Esse episódio ocorreu na eleição de 2017, quando a Justiça suspendeu os votos da urna 7. Sem esses votos, a chapa “Sempre Vasco Livre” de Julio Brant ficou em primeiro lugar, mas a eleição ainda era indireta, e Brant perdeu para Alexandre Campello no Conselho Deliberativo.

Além de sua influência no STJ e TJ-RJ, Salomão também tem trânsito no tribunal desportivo, onde atuou por 20 anos, incluindo a presidência do STJD. Tem boa relação dentro da CBF.

  • Tenho ótimas referências dele como auditor, sempre cordial e tecnicamente impecável. Ele é muito respeitado – resume outra fonte.

No fim do ano passado, a SAF, antes do atrito com a 777, usou a influência de Salomão. Um mês antes de assumir como vice-presidente, ele se reuniu com o governador do Rio de Janeiro, Cláudio Castro, e ajudou a liberar patrocínios via lei de incentivo fiscal para as categorias de base e futebol feminino do Vasco. “Foi uma boa estratégia do Pedrinho trazê-lo para o Vasco, prevendo o que estava por vir.”

O confronto com a 777, cujo capítulo mais recente teve a contribuição de Salomão, continua com a ação judicial que afastou a empresa do controle da SAF.

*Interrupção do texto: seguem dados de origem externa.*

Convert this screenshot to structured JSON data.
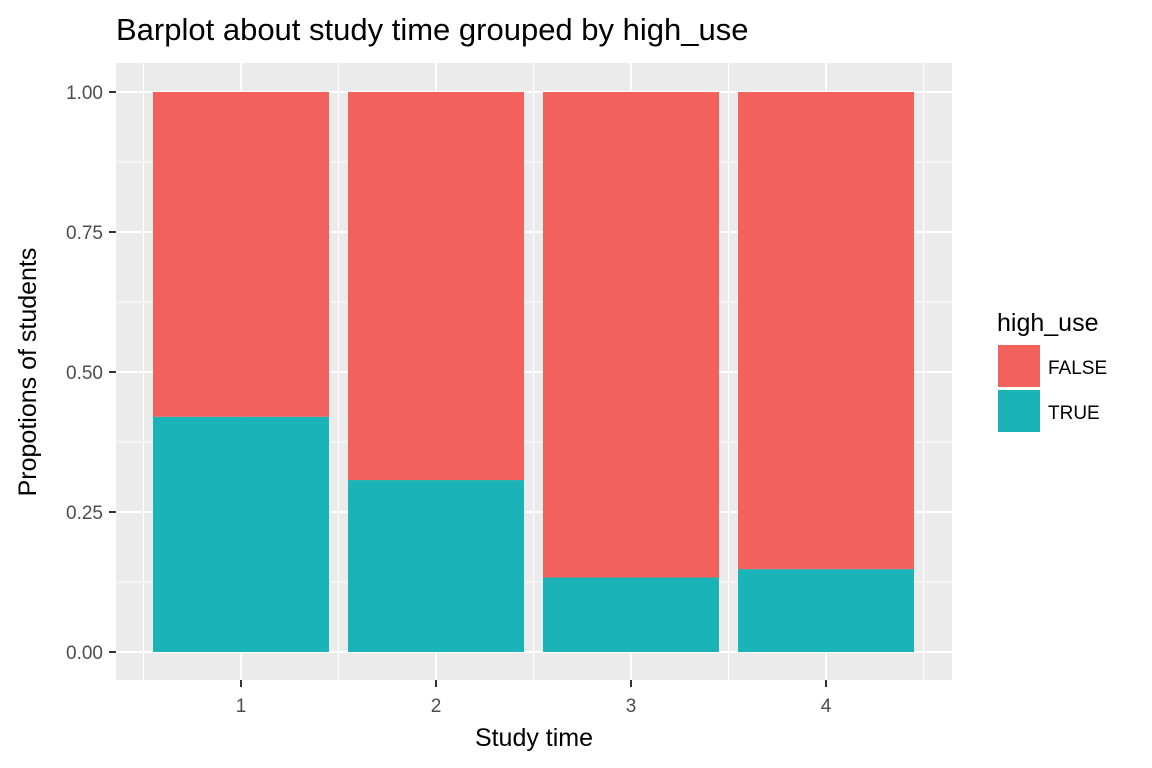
{
  "chart_data": {
    "type": "bar",
    "stacked": true,
    "title": "Barplot about study time grouped by high_use",
    "xlabel": "Study time",
    "ylabel": "Propotions of students",
    "categories": [
      "1",
      "2",
      "3",
      "4"
    ],
    "series": [
      {
        "name": "TRUE",
        "color": "#19b3b8",
        "values": [
          0.42,
          0.307,
          0.133,
          0.148
        ]
      },
      {
        "name": "FALSE",
        "color": "#f2615c",
        "values": [
          0.58,
          0.693,
          0.867,
          0.852
        ]
      }
    ],
    "ylim": [
      0,
      1
    ],
    "yticks": [
      "0.00",
      "0.25",
      "0.50",
      "0.75",
      "1.00"
    ],
    "ytick_values": [
      0,
      0.25,
      0.5,
      0.75,
      1
    ],
    "grid": true,
    "legend": {
      "title": "high_use",
      "position": "right",
      "entries": [
        {
          "label": "FALSE",
          "color": "#f2615c"
        },
        {
          "label": "TRUE",
          "color": "#19b3b8"
        }
      ]
    }
  }
}
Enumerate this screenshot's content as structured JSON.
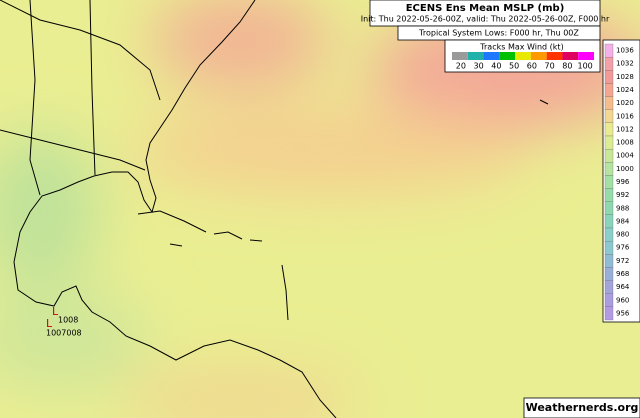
{
  "header": {
    "title": "ECENS Ens Mean MSLP (mb)",
    "subtitle": "Init: Thu 2022-05-26-00Z, valid: Thu 2022-05-26-00Z, F000 hr"
  },
  "lows_legend": "Tropical System Lows: F000 hr, Thu 00Z",
  "wind_legend": {
    "title": "Tracks Max Wind (kt)",
    "ticks": [
      20,
      30,
      40,
      50,
      60,
      70,
      80,
      100
    ],
    "colors": [
      "#9a9a9a",
      "#20b2aa",
      "#1e78ff",
      "#00c000",
      "#e8e800",
      "#ff9900",
      "#ff3300",
      "#e00060",
      "#ff00ff"
    ]
  },
  "colorbar": {
    "levels": [
      1036,
      1032,
      1028,
      1024,
      1020,
      1016,
      1012,
      1008,
      1004,
      1000,
      996,
      992,
      988,
      984,
      980,
      976,
      972,
      968,
      964,
      960,
      956
    ],
    "colors": [
      "#f4b0e8",
      "#f4a0a8",
      "#f29a98",
      "#f5a690",
      "#f7bc8c",
      "#f2d890",
      "#eaea90",
      "#dcec92",
      "#c8e898",
      "#b4e4a0",
      "#a2e0a4",
      "#96dca8",
      "#8ed8b0",
      "#8ad4bc",
      "#8ad0c8",
      "#8cc8d0",
      "#90bcd4",
      "#98b0d8",
      "#a4a4dc",
      "#ac9ce0",
      "#b49ae4"
    ]
  },
  "lows": [
    {
      "symbol": "L",
      "label": "1008"
    },
    {
      "symbol": "L",
      "label": "1007008"
    }
  ],
  "watermark": "Weathernerds.org"
}
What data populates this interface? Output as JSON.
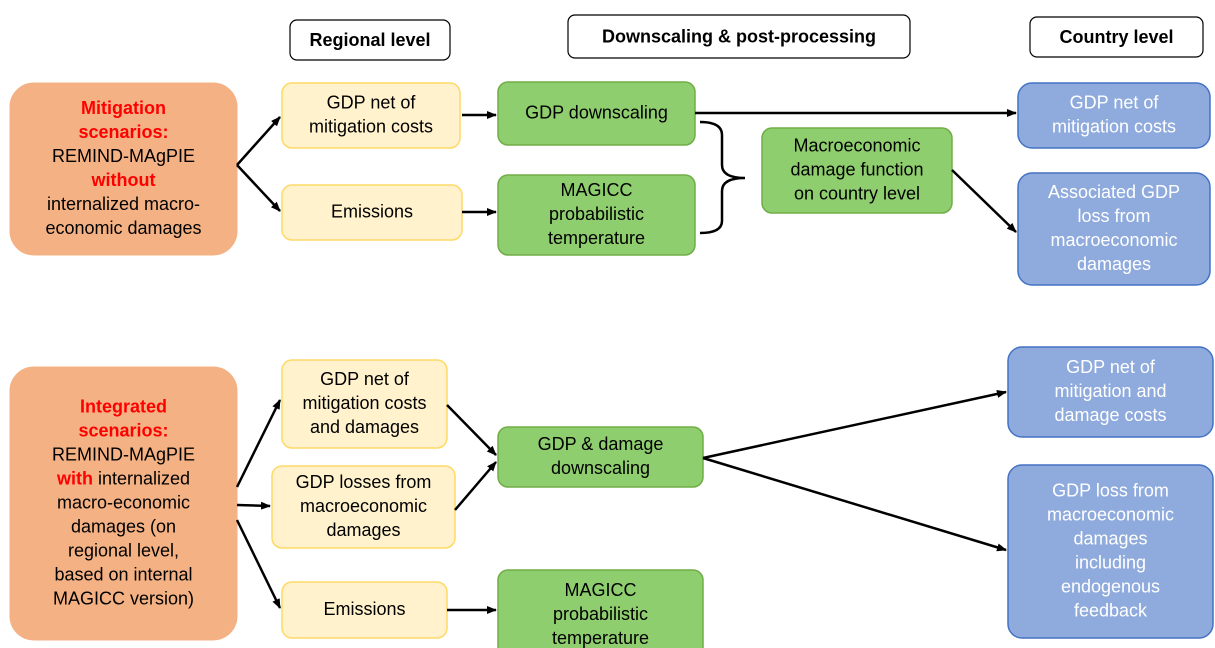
{
  "headers": [
    "Regional level",
    "Downscaling & post-processing",
    "Country level"
  ],
  "scenarios": [
    {
      "lines": [
        [
          {
            "text": "Mitigation",
            "emphasis": true
          }
        ],
        [
          {
            "text": "scenarios:",
            "emphasis": true
          }
        ],
        [
          {
            "text": "REMIND-MAgPIE"
          }
        ],
        [
          {
            "text": "without",
            "emphasis": true
          }
        ],
        [
          {
            "text": "internalized macro-"
          }
        ],
        [
          {
            "text": "economic damages"
          }
        ]
      ]
    },
    {
      "lines": [
        [
          {
            "text": "Integrated",
            "emphasis": true
          }
        ],
        [
          {
            "text": "scenarios:",
            "emphasis": true
          }
        ],
        [
          {
            "text": "REMIND-MAgPIE"
          }
        ],
        [
          {
            "text": "with",
            "emphasis": true
          },
          {
            "text": " internalized"
          }
        ],
        [
          {
            "text": "macro-economic"
          }
        ],
        [
          {
            "text": "damages (on"
          }
        ],
        [
          {
            "text": "regional level,"
          }
        ],
        [
          {
            "text": "based on internal"
          }
        ],
        [
          {
            "text": "MAGICC version)"
          }
        ]
      ]
    }
  ],
  "nodes": [
    {
      "kind": "regional",
      "lines": [
        "GDP net of",
        "mitigation costs"
      ]
    },
    {
      "kind": "regional",
      "lines": [
        "Emissions"
      ]
    },
    {
      "kind": "downscaling",
      "lines": [
        "GDP downscaling"
      ]
    },
    {
      "kind": "downscaling",
      "lines": [
        "MAGICC",
        "probabilistic",
        "temperature"
      ]
    },
    {
      "kind": "downscaling",
      "lines": [
        "Macroeconomic",
        "damage function",
        "on country level"
      ]
    },
    {
      "kind": "country",
      "lines": [
        "GDP net of",
        "mitigation costs"
      ]
    },
    {
      "kind": "country",
      "lines": [
        "Associated GDP",
        "loss from",
        "macroeconomic",
        "damages"
      ]
    },
    {
      "kind": "regional",
      "lines": [
        "GDP net of",
        "mitigation costs",
        "and damages"
      ]
    },
    {
      "kind": "regional",
      "lines": [
        "GDP losses from",
        "macroeconomic",
        "damages"
      ]
    },
    {
      "kind": "regional",
      "lines": [
        "Emissions"
      ]
    },
    {
      "kind": "downscaling",
      "lines": [
        "GDP & damage",
        "downscaling"
      ]
    },
    {
      "kind": "downscaling",
      "lines": [
        "MAGICC",
        "probabilistic",
        "temperature"
      ]
    },
    {
      "kind": "country",
      "lines": [
        "GDP net of",
        "mitigation and",
        "damage costs"
      ]
    },
    {
      "kind": "country",
      "lines": [
        "GDP loss from",
        "macroeconomic",
        "damages",
        "including",
        "endogenous",
        "feedback"
      ]
    }
  ]
}
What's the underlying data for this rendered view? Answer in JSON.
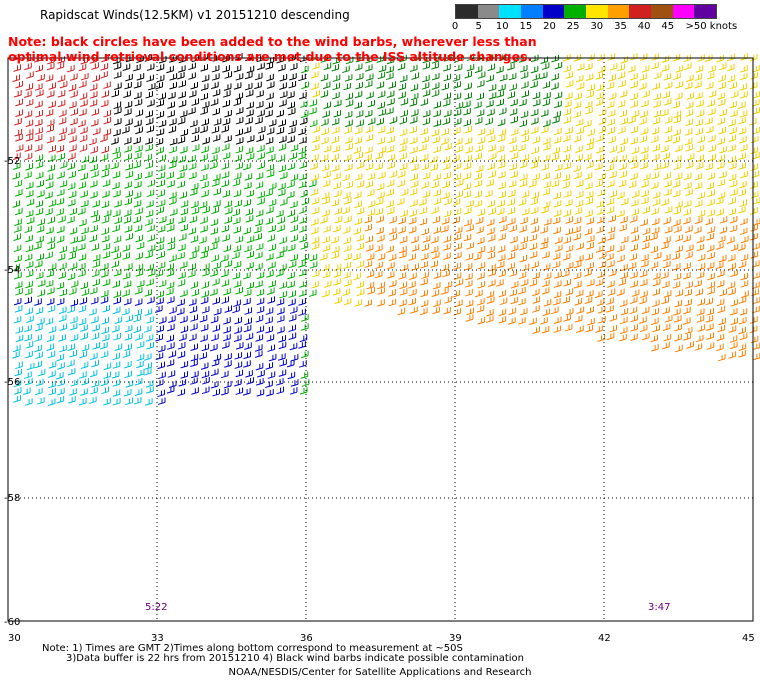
{
  "title": "Rapidscat Winds(12.5KM) v1 20151210 descending",
  "note": "Note: black circles have been added to the wind barbs, wherever less than optimal wind retrieval conditions are met due to the ISS altitude changes.",
  "scale": {
    "labels": [
      "0",
      "5",
      "10",
      "15",
      "20",
      "25",
      "30",
      "35",
      "40",
      "45",
      ">50 knots"
    ],
    "colors": [
      "#2b2b2b",
      "#8a8a8a",
      "#00e0ff",
      "#0080ff",
      "#0000c8",
      "#00b000",
      "#ffe600",
      "#ffa000",
      "#d02020",
      "#a05010",
      "#ff00ff",
      "#6000a0"
    ]
  },
  "axes": {
    "x_ticks": [
      "30",
      "33",
      "36",
      "39",
      "42",
      "45"
    ],
    "y_ticks": [
      "-52",
      "-54",
      "-56",
      "-58",
      "-60"
    ]
  },
  "times": [
    "5:22",
    "3:47"
  ],
  "footer": {
    "line1": "Note: 1) Times are GMT 2)Times along bottom correspond to measurement at ~50S",
    "line2": "3)Data buffer is 22 hrs from 20151210 4) Black wind barbs indicate possible contamination",
    "credit": "NOAA/NESDIS/Center for Satellite Applications and Research"
  }
}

  • Fizemos uma due diligence nos Estados Unidos, mostrando a preocupante situação financeira da 777 e seus sócios. Isso nos gerou ainda mais preocupação com a situação no Vasco. Notificamos, e eles responderam vagamente. Há um artigo da lei que permite pedir garantias em caso de risco financeiro. Soubemos que havia risco de penhora das ações. Pedimos diversas vezes acesso às informações – explicou Salomão.

O próximo passo é a formação da arbitragem, com mediação da Fundação Getúlio Vargas (FGV), para julgar o litígio. Salomão também atua nessa frente, e a situação deve avançar nos próximos dias. A 777 Partners informou que vai recorrer da decisão.